87th AMS Annual Meeting

Wednesday, 17 January 2007: 4:30 PM
Effects of a diurnal sea surface temperature on surface fluxes and atmospheric variability
214C (Henry B. Gonzalez Convention Center)
Christine Haman, University of Houston, Houston, TX; and C. A. Clayson
A coupled atmosphere-ocean single-column model is used to evaluate the effects of diurnal sea surface temperature variability on the marine boundary layer. It has been shown that the use of a diurnally-varying sea surface temperature as opposed to a daily-averaged sea surface temperature can substantially impact the lower atmosphere by several degrees, and the upper atmosphere through convection.
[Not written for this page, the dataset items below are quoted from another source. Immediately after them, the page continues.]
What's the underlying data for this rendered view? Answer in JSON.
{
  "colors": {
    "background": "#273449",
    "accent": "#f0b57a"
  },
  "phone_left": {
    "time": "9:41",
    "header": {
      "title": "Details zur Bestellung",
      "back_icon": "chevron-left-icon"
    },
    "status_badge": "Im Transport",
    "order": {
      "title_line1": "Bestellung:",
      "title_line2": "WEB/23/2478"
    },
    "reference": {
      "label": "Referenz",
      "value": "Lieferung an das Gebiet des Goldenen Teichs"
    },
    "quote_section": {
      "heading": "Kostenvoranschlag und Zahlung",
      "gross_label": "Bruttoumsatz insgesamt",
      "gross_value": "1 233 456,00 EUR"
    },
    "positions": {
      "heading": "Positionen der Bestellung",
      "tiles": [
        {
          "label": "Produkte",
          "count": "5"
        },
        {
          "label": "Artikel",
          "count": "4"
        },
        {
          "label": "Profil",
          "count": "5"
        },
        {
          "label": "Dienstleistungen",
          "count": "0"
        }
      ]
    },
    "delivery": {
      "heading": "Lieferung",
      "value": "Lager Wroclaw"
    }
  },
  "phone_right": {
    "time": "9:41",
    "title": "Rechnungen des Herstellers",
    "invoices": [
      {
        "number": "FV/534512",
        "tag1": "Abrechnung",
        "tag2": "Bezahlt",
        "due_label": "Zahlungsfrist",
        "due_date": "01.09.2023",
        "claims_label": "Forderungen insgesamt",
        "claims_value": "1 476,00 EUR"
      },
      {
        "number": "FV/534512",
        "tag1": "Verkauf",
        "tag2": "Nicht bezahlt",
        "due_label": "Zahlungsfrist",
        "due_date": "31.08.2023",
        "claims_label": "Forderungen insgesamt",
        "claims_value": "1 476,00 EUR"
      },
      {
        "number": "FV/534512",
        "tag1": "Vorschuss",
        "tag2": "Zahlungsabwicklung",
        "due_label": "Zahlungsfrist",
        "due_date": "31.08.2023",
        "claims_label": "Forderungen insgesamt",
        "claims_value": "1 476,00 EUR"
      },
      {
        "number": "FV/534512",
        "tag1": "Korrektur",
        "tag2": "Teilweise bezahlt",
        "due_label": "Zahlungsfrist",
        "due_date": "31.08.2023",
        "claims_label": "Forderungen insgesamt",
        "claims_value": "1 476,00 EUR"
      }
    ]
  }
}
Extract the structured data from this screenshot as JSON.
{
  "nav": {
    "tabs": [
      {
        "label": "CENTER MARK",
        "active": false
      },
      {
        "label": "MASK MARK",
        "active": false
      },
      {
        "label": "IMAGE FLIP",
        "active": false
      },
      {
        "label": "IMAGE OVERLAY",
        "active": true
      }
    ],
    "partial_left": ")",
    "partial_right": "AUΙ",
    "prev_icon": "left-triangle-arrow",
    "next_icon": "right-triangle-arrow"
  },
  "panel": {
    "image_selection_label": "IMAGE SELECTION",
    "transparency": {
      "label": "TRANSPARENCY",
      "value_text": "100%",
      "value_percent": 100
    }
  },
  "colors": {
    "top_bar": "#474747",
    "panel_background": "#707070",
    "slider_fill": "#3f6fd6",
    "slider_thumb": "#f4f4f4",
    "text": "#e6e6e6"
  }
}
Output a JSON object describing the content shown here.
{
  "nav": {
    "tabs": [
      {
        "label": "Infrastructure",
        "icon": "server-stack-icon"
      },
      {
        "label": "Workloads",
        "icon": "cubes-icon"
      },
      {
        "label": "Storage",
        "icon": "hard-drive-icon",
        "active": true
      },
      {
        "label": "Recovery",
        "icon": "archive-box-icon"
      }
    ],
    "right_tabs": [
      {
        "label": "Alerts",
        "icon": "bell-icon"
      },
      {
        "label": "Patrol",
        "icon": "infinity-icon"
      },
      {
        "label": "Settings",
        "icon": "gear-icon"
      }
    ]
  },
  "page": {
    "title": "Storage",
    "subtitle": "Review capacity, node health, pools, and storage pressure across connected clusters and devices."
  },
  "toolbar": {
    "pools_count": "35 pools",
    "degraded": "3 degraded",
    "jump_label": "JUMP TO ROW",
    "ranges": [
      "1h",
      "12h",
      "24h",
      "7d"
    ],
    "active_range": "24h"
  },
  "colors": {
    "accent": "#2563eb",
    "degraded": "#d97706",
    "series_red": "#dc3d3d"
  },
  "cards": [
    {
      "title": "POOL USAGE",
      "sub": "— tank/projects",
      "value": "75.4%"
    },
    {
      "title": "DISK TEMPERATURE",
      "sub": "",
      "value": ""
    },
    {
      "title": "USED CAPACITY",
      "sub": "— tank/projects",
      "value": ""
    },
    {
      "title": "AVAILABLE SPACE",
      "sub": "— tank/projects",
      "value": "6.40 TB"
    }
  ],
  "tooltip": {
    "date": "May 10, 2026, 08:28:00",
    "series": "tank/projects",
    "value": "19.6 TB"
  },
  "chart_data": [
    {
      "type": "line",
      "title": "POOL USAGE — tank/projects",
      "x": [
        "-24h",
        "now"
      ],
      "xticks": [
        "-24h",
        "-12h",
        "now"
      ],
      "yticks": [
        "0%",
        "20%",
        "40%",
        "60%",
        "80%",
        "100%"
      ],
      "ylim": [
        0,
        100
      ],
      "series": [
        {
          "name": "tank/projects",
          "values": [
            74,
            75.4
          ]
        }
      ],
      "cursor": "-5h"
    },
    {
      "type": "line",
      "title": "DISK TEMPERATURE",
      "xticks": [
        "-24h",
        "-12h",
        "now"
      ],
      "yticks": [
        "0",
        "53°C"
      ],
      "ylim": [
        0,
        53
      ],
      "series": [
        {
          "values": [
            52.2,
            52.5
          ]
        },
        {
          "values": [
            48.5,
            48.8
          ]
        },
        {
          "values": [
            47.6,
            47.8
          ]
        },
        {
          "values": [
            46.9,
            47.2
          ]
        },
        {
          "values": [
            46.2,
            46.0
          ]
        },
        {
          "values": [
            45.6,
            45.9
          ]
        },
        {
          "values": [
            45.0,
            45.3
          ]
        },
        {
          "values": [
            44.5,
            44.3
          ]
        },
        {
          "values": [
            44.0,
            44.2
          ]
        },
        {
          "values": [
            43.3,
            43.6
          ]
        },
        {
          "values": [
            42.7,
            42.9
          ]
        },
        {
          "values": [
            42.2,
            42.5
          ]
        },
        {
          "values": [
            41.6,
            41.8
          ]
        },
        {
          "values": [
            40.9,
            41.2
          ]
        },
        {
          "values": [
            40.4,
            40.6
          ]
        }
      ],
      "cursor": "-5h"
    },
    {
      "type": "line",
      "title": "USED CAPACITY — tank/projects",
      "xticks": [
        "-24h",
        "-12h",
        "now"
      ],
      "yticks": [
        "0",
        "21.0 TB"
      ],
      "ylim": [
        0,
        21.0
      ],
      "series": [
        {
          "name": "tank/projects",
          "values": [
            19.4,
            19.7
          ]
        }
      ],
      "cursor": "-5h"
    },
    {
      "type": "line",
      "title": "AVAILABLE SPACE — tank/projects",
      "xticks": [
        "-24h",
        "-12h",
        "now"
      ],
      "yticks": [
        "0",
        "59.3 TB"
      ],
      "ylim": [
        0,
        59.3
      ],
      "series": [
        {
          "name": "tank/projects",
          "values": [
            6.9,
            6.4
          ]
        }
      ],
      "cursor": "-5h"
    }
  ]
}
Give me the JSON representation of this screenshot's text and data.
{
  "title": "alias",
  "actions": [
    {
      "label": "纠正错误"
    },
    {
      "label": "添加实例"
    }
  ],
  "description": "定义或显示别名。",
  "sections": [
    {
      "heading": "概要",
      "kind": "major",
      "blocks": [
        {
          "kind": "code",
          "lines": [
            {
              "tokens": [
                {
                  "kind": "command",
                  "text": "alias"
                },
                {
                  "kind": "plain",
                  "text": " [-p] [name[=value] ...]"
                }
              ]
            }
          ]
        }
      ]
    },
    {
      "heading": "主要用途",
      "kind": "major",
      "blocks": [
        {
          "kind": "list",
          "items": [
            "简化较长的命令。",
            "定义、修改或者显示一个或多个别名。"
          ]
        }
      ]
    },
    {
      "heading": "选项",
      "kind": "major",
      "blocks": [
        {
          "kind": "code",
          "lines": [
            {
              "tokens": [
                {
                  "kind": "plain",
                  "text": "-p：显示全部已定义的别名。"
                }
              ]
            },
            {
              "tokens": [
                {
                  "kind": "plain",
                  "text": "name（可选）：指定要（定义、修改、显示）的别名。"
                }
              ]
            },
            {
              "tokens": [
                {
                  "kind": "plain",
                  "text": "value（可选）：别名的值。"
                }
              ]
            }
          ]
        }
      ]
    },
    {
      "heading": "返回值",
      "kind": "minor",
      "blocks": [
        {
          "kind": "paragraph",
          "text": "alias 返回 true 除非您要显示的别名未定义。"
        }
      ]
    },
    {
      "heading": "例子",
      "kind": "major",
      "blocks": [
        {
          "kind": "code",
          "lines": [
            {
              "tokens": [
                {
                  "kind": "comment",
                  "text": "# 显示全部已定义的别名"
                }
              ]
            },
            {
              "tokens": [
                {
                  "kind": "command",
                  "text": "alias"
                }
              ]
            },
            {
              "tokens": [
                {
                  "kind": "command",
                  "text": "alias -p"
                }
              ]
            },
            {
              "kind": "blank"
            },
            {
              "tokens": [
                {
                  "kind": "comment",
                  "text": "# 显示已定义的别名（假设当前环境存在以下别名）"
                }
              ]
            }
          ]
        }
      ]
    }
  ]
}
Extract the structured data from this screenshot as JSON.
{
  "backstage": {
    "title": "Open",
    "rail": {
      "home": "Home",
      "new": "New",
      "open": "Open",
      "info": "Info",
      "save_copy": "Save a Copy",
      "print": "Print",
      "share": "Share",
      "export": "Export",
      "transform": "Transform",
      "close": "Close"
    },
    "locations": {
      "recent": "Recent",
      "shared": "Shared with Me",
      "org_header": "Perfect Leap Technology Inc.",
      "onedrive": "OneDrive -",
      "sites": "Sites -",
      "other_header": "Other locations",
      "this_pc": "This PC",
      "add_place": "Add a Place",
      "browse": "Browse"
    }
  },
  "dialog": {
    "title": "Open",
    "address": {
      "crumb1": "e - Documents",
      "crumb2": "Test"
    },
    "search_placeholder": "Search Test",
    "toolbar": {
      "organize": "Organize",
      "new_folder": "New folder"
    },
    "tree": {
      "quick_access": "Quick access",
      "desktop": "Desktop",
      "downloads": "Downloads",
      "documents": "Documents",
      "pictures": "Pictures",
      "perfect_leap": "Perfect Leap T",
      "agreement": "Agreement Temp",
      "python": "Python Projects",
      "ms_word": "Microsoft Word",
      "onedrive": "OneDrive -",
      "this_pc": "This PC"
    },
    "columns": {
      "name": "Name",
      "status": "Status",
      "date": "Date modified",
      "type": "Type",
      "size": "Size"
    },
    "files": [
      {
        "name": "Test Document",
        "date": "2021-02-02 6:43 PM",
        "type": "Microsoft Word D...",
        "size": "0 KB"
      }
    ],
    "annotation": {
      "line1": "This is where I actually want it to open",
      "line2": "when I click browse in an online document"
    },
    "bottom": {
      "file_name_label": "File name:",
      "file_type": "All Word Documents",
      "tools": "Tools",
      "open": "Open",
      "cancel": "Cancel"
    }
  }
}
The extent to which a daily-averaged sea surface temperature changes the resulting atmospheric profiles depends on whether the diurnal variability was strong; under low-wind conditions the differences are the most dramatic. Such perturbations as the Madden-Julian Oscillation with active and suppressed phases in the tropical western Pacific can affect the magnitude of the diurnal warming. The two boundary layers are coupled through the air-sea fluxes of heat and moisture in these model simulations, but the mechanisms causing the extensive and long-lasting atmospheric variability have not yet been identified. These mechanisms and an analysis of the feedbacks at various scales and differing sea surface temperature diurnal warming regimes are shown.